Dr. Mitchel Schwindt is a board-certified emergency medicine physician who practices in a variety of clinical settings. He completed his residency at Butterworth Hospital in Grand Rapids, Michigan. As part of Michigan State University, Butterworth was renamed Spectrum Health, and is one of the busiest level 1 emergency and trauma centers in the United States. He served as chief resident his final year. While there he was inducted into Alpha Omega Alpha, a prestigious medical honor society. He also devoted a significant amount of time working as a flight physician (helicopter) for an aeromedical company.

Dr. Schwindt has served on many committees and steering groups related to health care, quality and process improvement and was a former trauma program medical director. He serves as a volunteer physician for local sporting and martial arts events. He is a consultant and medical advisor to several dental groups and has developed protocols and policies related to medical issues in the dental practice.

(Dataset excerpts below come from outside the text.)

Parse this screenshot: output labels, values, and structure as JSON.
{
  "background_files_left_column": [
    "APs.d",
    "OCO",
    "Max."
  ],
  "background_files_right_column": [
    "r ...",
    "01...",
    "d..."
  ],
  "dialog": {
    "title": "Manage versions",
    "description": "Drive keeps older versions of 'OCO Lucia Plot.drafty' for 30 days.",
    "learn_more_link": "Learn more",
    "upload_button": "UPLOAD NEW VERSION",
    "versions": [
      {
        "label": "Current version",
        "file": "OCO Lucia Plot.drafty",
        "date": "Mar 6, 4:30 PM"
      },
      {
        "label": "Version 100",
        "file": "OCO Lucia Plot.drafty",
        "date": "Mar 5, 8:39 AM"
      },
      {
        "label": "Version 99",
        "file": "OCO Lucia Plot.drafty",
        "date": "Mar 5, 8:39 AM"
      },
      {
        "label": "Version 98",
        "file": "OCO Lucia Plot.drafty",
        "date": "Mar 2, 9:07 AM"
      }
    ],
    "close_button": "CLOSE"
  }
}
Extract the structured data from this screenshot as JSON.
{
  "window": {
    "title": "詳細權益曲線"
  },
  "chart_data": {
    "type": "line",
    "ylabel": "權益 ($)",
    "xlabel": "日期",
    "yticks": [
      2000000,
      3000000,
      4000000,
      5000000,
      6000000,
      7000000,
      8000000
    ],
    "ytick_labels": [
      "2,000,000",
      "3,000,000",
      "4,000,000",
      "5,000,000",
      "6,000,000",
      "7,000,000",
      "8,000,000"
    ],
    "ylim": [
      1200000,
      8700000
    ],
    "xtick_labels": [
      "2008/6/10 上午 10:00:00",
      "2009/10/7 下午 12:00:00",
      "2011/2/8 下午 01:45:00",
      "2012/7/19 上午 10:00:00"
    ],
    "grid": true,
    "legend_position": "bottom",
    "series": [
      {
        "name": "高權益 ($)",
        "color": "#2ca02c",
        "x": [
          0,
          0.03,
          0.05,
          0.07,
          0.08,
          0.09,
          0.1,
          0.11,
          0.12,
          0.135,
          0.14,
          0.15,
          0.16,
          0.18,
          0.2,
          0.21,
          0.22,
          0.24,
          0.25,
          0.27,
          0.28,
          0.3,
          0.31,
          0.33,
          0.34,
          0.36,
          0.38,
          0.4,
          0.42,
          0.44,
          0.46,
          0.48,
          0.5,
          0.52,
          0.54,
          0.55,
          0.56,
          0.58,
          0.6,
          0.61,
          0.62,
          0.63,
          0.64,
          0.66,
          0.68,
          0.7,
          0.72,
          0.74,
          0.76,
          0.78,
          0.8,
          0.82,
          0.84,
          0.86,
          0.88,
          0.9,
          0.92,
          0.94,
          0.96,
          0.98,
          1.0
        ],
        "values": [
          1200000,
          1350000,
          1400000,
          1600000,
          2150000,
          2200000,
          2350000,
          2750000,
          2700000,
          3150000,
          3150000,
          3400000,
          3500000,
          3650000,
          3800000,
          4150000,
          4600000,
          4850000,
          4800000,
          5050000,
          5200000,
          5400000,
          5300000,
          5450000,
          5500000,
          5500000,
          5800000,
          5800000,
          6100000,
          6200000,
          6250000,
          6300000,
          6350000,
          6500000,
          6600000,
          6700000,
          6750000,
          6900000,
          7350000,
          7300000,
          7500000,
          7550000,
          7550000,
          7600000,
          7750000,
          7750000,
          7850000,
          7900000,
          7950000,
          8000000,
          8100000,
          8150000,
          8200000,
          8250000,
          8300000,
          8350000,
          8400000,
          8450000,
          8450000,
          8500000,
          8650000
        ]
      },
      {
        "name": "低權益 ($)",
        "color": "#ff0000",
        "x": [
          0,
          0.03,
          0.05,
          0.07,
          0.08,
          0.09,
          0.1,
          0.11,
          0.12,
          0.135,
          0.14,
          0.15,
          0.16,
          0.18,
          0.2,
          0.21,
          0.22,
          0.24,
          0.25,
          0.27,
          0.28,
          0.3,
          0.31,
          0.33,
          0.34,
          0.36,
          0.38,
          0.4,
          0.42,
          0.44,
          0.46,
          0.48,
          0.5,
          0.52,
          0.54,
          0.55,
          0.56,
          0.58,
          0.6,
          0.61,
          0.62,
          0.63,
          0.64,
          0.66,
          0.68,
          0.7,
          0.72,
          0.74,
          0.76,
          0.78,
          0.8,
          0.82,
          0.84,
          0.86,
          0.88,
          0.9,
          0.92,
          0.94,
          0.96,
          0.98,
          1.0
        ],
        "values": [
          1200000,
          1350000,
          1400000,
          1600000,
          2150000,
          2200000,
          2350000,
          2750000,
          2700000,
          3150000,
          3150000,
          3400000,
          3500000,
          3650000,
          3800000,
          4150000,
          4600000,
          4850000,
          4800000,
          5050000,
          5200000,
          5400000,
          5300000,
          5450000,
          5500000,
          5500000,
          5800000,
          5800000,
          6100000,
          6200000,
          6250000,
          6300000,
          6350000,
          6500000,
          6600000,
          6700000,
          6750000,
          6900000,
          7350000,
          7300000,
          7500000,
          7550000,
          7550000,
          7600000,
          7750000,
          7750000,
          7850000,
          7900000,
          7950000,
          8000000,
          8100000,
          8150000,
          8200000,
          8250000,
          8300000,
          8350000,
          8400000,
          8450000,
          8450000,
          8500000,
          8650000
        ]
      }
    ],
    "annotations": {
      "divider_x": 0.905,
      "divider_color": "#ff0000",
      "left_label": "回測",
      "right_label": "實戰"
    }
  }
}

Wellness and nutrition are a passionate interest for Dr. Schwindt. He writes extensively on the subject and has published several related books. He is a member of the A4M – The American Academy of Anti-Aging Medicine and is currently pursing a functional and sports medicine fellowship.

In his free time, he enjoys competing in triathlons, skiing, water sports, time with family, foreign travel and pursuing entrepreneurial activities.